Directives: these require member states to implement them by incorporating their provisions into national law.
Decisions: these are binding only on those to whom they are addressed.
There are also Recommendations and Opinions, but these are not binding.
How European legislation is made. There are two legislative procedures, the ordinary procedure and the special procedure. The individual Article should specify the procedure applicable to it.
The ordinary legislative procedure is laid out in Article 294 (tfeu) and begins with a proposal from the Commission to the Parliament and the Council. If both agree the proposal is adopted as is; if anyone disagrees there is a complex system of horse-trading to be followed until the proposal is either adopted as amended or dropped.

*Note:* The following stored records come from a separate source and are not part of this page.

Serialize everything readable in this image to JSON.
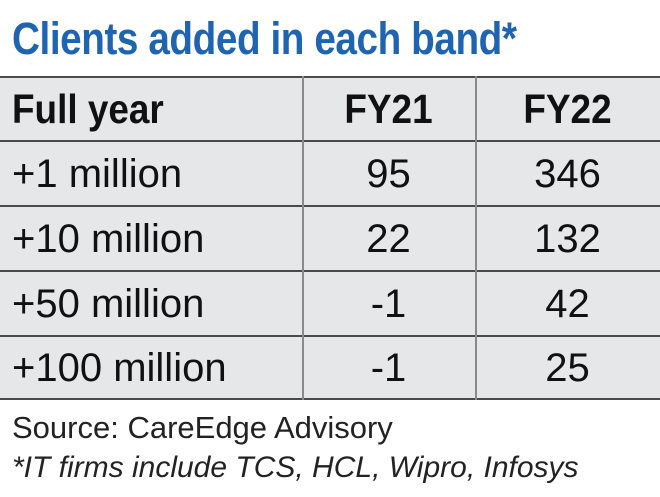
{
  "chart_data": {
    "type": "table",
    "title": "Clients added in each band*",
    "columns": [
      "Full year",
      "FY21",
      "FY22"
    ],
    "rows": [
      [
        "+1 million",
        "95",
        "346"
      ],
      [
        "+10 million",
        "22",
        "132"
      ],
      [
        "+50 million",
        "-1",
        "42"
      ],
      [
        "+100 million",
        "-1",
        "25"
      ]
    ],
    "source": "Source: CareEdge Advisory",
    "footnote": "*IT firms include TCS, HCL, Wipro, Infosys"
  },
  "colors": {
    "title": "#1f64b0",
    "table_background": "#e6e7e8",
    "rule": "#4a4a4a"
  }
}
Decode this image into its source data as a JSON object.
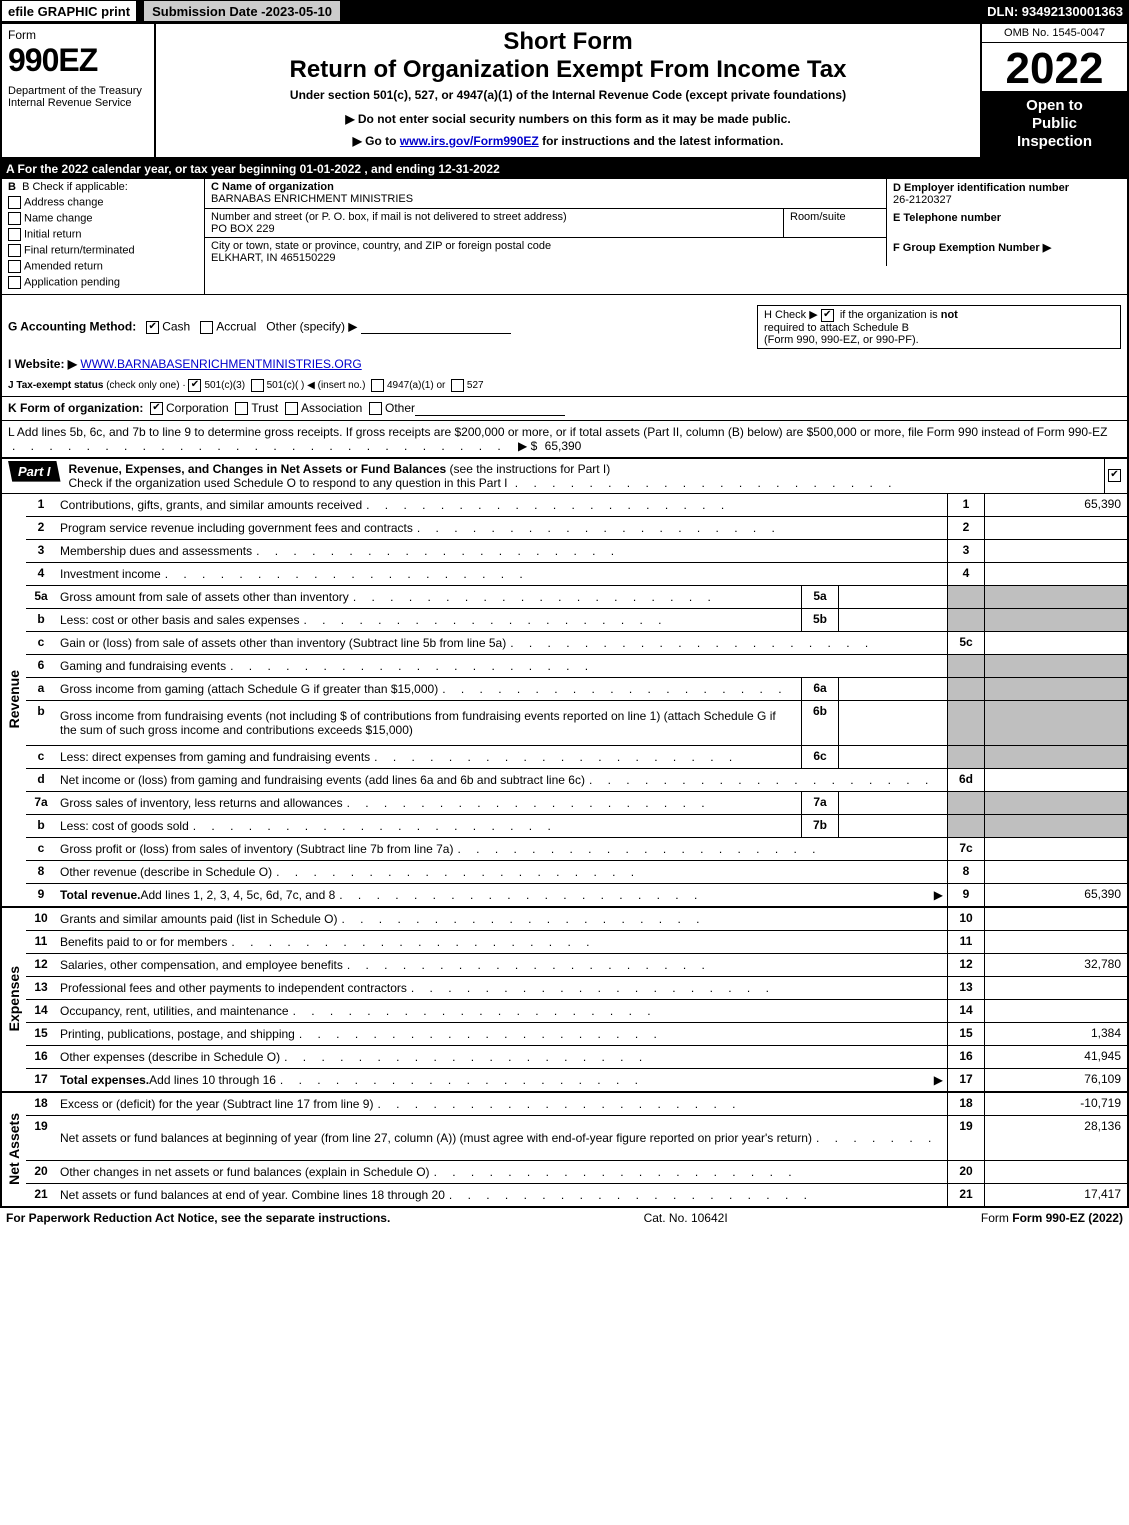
{
  "top_bar": {
    "efile": "efile GRAPHIC print",
    "submission_label": "Submission Date - ",
    "submission_value": "2023-05-10",
    "dln": "DLN: 93492130001363"
  },
  "header": {
    "form_word": "Form",
    "form_number": "990EZ",
    "dept": "Department of the Treasury\nInternal Revenue Service",
    "short_form": "Short Form",
    "return_of": "Return of Organization Exempt From Income Tax",
    "under_section": "Under section 501(c), 527, or 4947(a)(1) of the Internal Revenue Code (except private foundations)",
    "no_ssn": "▶ Do not enter social security numbers on this form as it may be made public.",
    "goto_prefix": "▶ Go to ",
    "goto_link_text": "www.irs.gov/Form990EZ",
    "goto_suffix": " for instructions and the latest information.",
    "omb": "OMB No. 1545-0047",
    "tax_year": "2022",
    "open1": "Open to",
    "open2": "Public",
    "open3": "Inspection"
  },
  "row_a": "A  For the 2022 calendar year, or tax year beginning 01-01-2022 , and ending 12-31-2022",
  "box_b": {
    "header": "B  Check if applicable:",
    "opts": [
      "Address change",
      "Name change",
      "Initial return",
      "Final return/terminated",
      "Amended return",
      "Application pending"
    ]
  },
  "box_c": {
    "name_label": "C Name of organization",
    "name": "BARNABAS ENRICHMENT MINISTRIES",
    "street_label": "Number and street (or P. O. box, if mail is not delivered to street address)",
    "street": "PO BOX 229",
    "room_label": "Room/suite",
    "city_label": "City or town, state or province, country, and ZIP or foreign postal code",
    "city": "ELKHART, IN  465150229"
  },
  "box_d": {
    "label": "D Employer identification number",
    "value": "26-2120327"
  },
  "box_e": {
    "label": "E Telephone number",
    "value": ""
  },
  "box_f": {
    "label": "F Group Exemption Number  ▶",
    "value": ""
  },
  "row_g": {
    "label": "G Accounting Method:",
    "cash": "Cash",
    "accrual": "Accrual",
    "other": "Other (specify) ▶"
  },
  "row_h": {
    "line1_prefix": "H  Check ▶ ",
    "line1_suffix": " if the organization is ",
    "not": "not",
    "line2": "required to attach Schedule B",
    "line3": "(Form 990, 990-EZ, or 990-PF)."
  },
  "row_i": {
    "label": "I Website: ▶",
    "link": "WWW.BARNABASENRICHMENTMINISTRIES.ORG"
  },
  "row_j": {
    "label": "J Tax-exempt status",
    "sub": "(check only one) ·",
    "t501c3": "501(c)(3)",
    "t501c": "501(c)(  ) ◀ (insert no.)",
    "t4947": "4947(a)(1) or",
    "t527": "527"
  },
  "row_k": {
    "label": "K Form of organization:",
    "corp": "Corporation",
    "trust": "Trust",
    "assoc": "Association",
    "other": "Other"
  },
  "row_l": {
    "text": "L Add lines 5b, 6c, and 7b to line 9 to determine gross receipts. If gross receipts are $200,000 or more, or if total assets (Part II, column (B) below) are $500,000 or more, file Form 990 instead of Form 990-EZ",
    "arrow": "▶ $",
    "amount": "65,390"
  },
  "part1": {
    "tab": "Part I",
    "title_bold": "Revenue, Expenses, and Changes in Net Assets or Fund Balances",
    "title_rest": " (see the instructions for Part I)",
    "check_line": "Check if the organization used Schedule O to respond to any question in this Part I"
  },
  "revenue_label": "Revenue",
  "expenses_label": "Expenses",
  "netassets_label": "Net Assets",
  "lines_revenue": [
    {
      "n": "1",
      "desc": "Contributions, gifts, grants, and similar amounts received",
      "rlabel": "1",
      "rval": "65,390"
    },
    {
      "n": "2",
      "desc": "Program service revenue including government fees and contracts",
      "rlabel": "2",
      "rval": ""
    },
    {
      "n": "3",
      "desc": "Membership dues and assessments",
      "rlabel": "3",
      "rval": ""
    },
    {
      "n": "4",
      "desc": "Investment income",
      "rlabel": "4",
      "rval": ""
    },
    {
      "n": "5a",
      "desc": "Gross amount from sale of assets other than inventory",
      "sublabel": "5a",
      "subval": "",
      "shaded": true
    },
    {
      "n": "b",
      "desc": "Less: cost or other basis and sales expenses",
      "sublabel": "5b",
      "subval": "",
      "shaded": true
    },
    {
      "n": "c",
      "desc": "Gain or (loss) from sale of assets other than inventory (Subtract line 5b from line 5a)",
      "rlabel": "5c",
      "rval": ""
    },
    {
      "n": "6",
      "desc": "Gaming and fundraising events",
      "shaded": true
    },
    {
      "n": "a",
      "desc": "Gross income from gaming (attach Schedule G if greater than $15,000)",
      "sublabel": "6a",
      "subval": "",
      "shaded": true
    },
    {
      "n": "b",
      "desc": "Gross income from fundraising events (not including $                    of contributions from fundraising events reported on line 1) (attach Schedule G if the sum of such gross income and contributions exceeds $15,000)",
      "sublabel": "6b",
      "subval": "",
      "shaded": true,
      "tall": true
    },
    {
      "n": "c",
      "desc": "Less: direct expenses from gaming and fundraising events",
      "sublabel": "6c",
      "subval": "",
      "shaded": true
    },
    {
      "n": "d",
      "desc": "Net income or (loss) from gaming and fundraising events (add lines 6a and 6b and subtract line 6c)",
      "rlabel": "6d",
      "rval": ""
    },
    {
      "n": "7a",
      "desc": "Gross sales of inventory, less returns and allowances",
      "sublabel": "7a",
      "subval": "",
      "shaded": true
    },
    {
      "n": "b",
      "desc": "Less: cost of goods sold",
      "sublabel": "7b",
      "subval": "",
      "shaded": true
    },
    {
      "n": "c",
      "desc": "Gross profit or (loss) from sales of inventory (Subtract line 7b from line 7a)",
      "rlabel": "7c",
      "rval": ""
    },
    {
      "n": "8",
      "desc": "Other revenue (describe in Schedule O)",
      "rlabel": "8",
      "rval": ""
    },
    {
      "n": "9",
      "desc_bold": "Total revenue.",
      "desc": " Add lines 1, 2, 3, 4, 5c, 6d, 7c, and 8",
      "rlabel": "9",
      "rval": "65,390",
      "arrow": true
    }
  ],
  "lines_expenses": [
    {
      "n": "10",
      "desc": "Grants and similar amounts paid (list in Schedule O)",
      "rlabel": "10",
      "rval": ""
    },
    {
      "n": "11",
      "desc": "Benefits paid to or for members",
      "rlabel": "11",
      "rval": ""
    },
    {
      "n": "12",
      "desc": "Salaries, other compensation, and employee benefits",
      "rlabel": "12",
      "rval": "32,780"
    },
    {
      "n": "13",
      "desc": "Professional fees and other payments to independent contractors",
      "rlabel": "13",
      "rval": ""
    },
    {
      "n": "14",
      "desc": "Occupancy, rent, utilities, and maintenance",
      "rlabel": "14",
      "rval": ""
    },
    {
      "n": "15",
      "desc": "Printing, publications, postage, and shipping",
      "rlabel": "15",
      "rval": "1,384"
    },
    {
      "n": "16",
      "desc": "Other expenses (describe in Schedule O)",
      "rlabel": "16",
      "rval": "41,945"
    },
    {
      "n": "17",
      "desc_bold": "Total expenses.",
      "desc": " Add lines 10 through 16",
      "rlabel": "17",
      "rval": "76,109",
      "arrow": true
    }
  ],
  "lines_netassets": [
    {
      "n": "18",
      "desc": "Excess or (deficit) for the year (Subtract line 17 from line 9)",
      "rlabel": "18",
      "rval": "-10,719"
    },
    {
      "n": "19",
      "desc": "Net assets or fund balances at beginning of year (from line 27, column (A)) (must agree with end-of-year figure reported on prior year's return)",
      "rlabel": "19",
      "rval": "28,136",
      "tall": true
    },
    {
      "n": "20",
      "desc": "Other changes in net assets or fund balances (explain in Schedule O)",
      "rlabel": "20",
      "rval": ""
    },
    {
      "n": "21",
      "desc": "Net assets or fund balances at end of year. Combine lines 18 through 20",
      "rlabel": "21",
      "rval": "17,417"
    }
  ],
  "footer": {
    "paperwork": "For Paperwork Reduction Act Notice, see the separate instructions.",
    "catno": "Cat. No. 10642I",
    "formref": "Form 990-EZ (2022)"
  },
  "colors": {
    "black": "#000000",
    "white": "#ffffff",
    "shade": "#bfbfbf",
    "link": "#0000cc"
  }
}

The special legislative procedure, which is laid out in paragraph 2 of Article 289 (tfeu), is where acts are adopted either by the European Parliament with the participation of the Council, or the Council with the participation of the European Parliament.
Let’s just recap on the function of the main institutions.

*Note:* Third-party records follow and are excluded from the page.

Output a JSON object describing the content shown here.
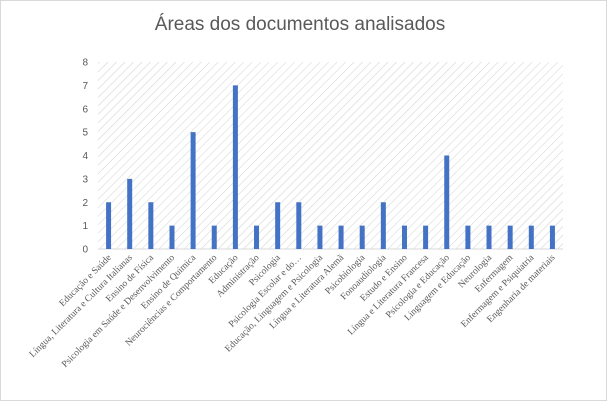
{
  "chart_data": {
    "type": "bar",
    "title": "Áreas dos documentos analisados",
    "xlabel": "",
    "ylabel": "",
    "ylim": [
      0,
      8
    ],
    "yticks": [
      0,
      1,
      2,
      3,
      4,
      5,
      6,
      7,
      8
    ],
    "grid": "hatched-background",
    "bar_color": "#4472c4",
    "categories": [
      "Educação e Saúde",
      "Língua, Literatura e Cultura Italianas",
      "Ensino de Física",
      "Psicologia em Saúde e Desenvolvimento",
      "Ensino de Química",
      "Neurociências e Comportamento",
      "Educação",
      "Administração",
      "Psicologia",
      "Psicologia Escolar e do…",
      "Educação, Linguagem e Psicologia",
      "Língua e Literatura Alemã",
      "Psicobiologia",
      "Fonoaudiologia",
      "Estudo e Ensino",
      "Língua e Literatura Francesa",
      "Psicologia e Educação",
      "Linguagem e Educação",
      "Neurologia",
      "Enfermagem",
      "Enfermagem e Psiquiatria",
      "Engenharia de materiais"
    ],
    "values": [
      2,
      3,
      2,
      1,
      5,
      1,
      7,
      1,
      2,
      2,
      1,
      1,
      1,
      2,
      1,
      1,
      4,
      1,
      1,
      1,
      1,
      1
    ]
  }
}
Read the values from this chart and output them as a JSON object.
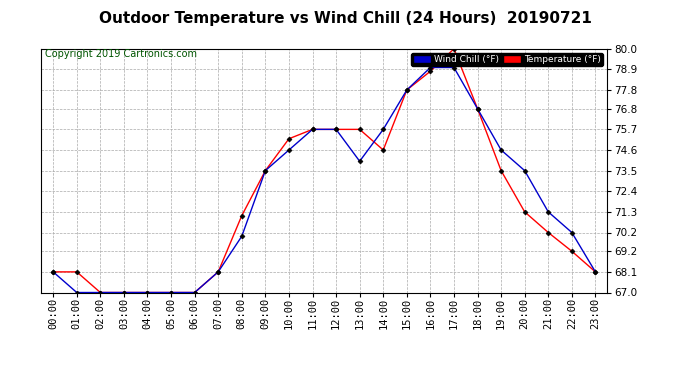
{
  "title": "Outdoor Temperature vs Wind Chill (24 Hours)  20190721",
  "copyright": "Copyright 2019 Cartronics.com",
  "hours": [
    "00:00",
    "01:00",
    "02:00",
    "03:00",
    "04:00",
    "05:00",
    "06:00",
    "07:00",
    "08:00",
    "09:00",
    "10:00",
    "11:00",
    "12:00",
    "13:00",
    "14:00",
    "15:00",
    "16:00",
    "17:00",
    "18:00",
    "19:00",
    "20:00",
    "21:00",
    "22:00",
    "23:00"
  ],
  "temperature": [
    68.1,
    68.1,
    67.0,
    67.0,
    67.0,
    67.0,
    67.0,
    68.1,
    71.1,
    73.5,
    75.2,
    75.7,
    75.7,
    75.7,
    74.6,
    77.8,
    78.8,
    80.0,
    76.8,
    73.5,
    71.3,
    70.2,
    69.2,
    68.1
  ],
  "wind_chill": [
    68.1,
    67.0,
    67.0,
    67.0,
    67.0,
    67.0,
    67.0,
    68.1,
    70.0,
    73.5,
    74.6,
    75.7,
    75.7,
    74.0,
    75.7,
    77.8,
    79.0,
    79.0,
    76.8,
    74.6,
    73.5,
    71.3,
    70.2,
    68.1
  ],
  "ylim": [
    67.0,
    80.0
  ],
  "yticks": [
    67.0,
    68.1,
    69.2,
    70.2,
    71.3,
    72.4,
    73.5,
    74.6,
    75.7,
    76.8,
    77.8,
    78.9,
    80.0
  ],
  "temp_color": "#ff0000",
  "wind_chill_color": "#0000cc",
  "bg_color": "#ffffff",
  "plot_bg_color": "#ffffff",
  "grid_color": "#aaaaaa",
  "title_fontsize": 11,
  "copyright_fontsize": 7,
  "tick_fontsize": 7.5,
  "legend_wind_chill_label": "Wind Chill (°F)",
  "legend_temp_label": "Temperature (°F)"
}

The European Parliament, along with the Council, makes the legislation. However, it can normally only legislate on a proposal from the Commission.
The European Council is the heads of government, their President and the President of the Commission, and they decide the general policy direction of the union. They, as an institution, do not create legislation.
The Council, along with the European Parliament, makes the legislation. However, they can normally only legislate on a proposal from the Commission.
The Commission is supposed to be the civil service of the EU. It executes the budget, manages the programmes and exercises coordinating, executive and management functions. In other words, it runs the show.
How the Council votes are cast depends on the individual Treaty Article, but the default system is Qualified Majority Voting. This is a system by which each member state is allocated votes according to its size. However after 1 November 2014 it got a lot more complicated and now depends on percentages of participating Council members and populations of participating member states. This is described in Article 238 (tfeu).
The two main Treaties can be amended in two ways, both laid out in Article 48 (teu): the ordinary revision procedure, which is a long and complex procedure that is effectively a new amending treaty, such as Lisbon, and requires ratification by all member states. The simplified revision procedure only applies to the Part Three of the Treaty on the Functioning of the European Union (tfeu), which is the bit about Union Policies and Internal Action. This procedure does not allow the EU to increase its competences (ie. power), and is enacted by a unanimous Decision of the European Council after consulting the European Parliament and Commission, and the Central Bank in the case of monetary changes.
I suspect that, by now, those of you who are still reading this must be totally confused. This is a very complicated subject and it is written in euro-gobbeldygook, probably by design. It is, however, the law of the land and it rules our lives at the moment.
Getting us out from under this nightmare is what we in UKIP are about and I believe that it helps to know as much about the opposition as you can.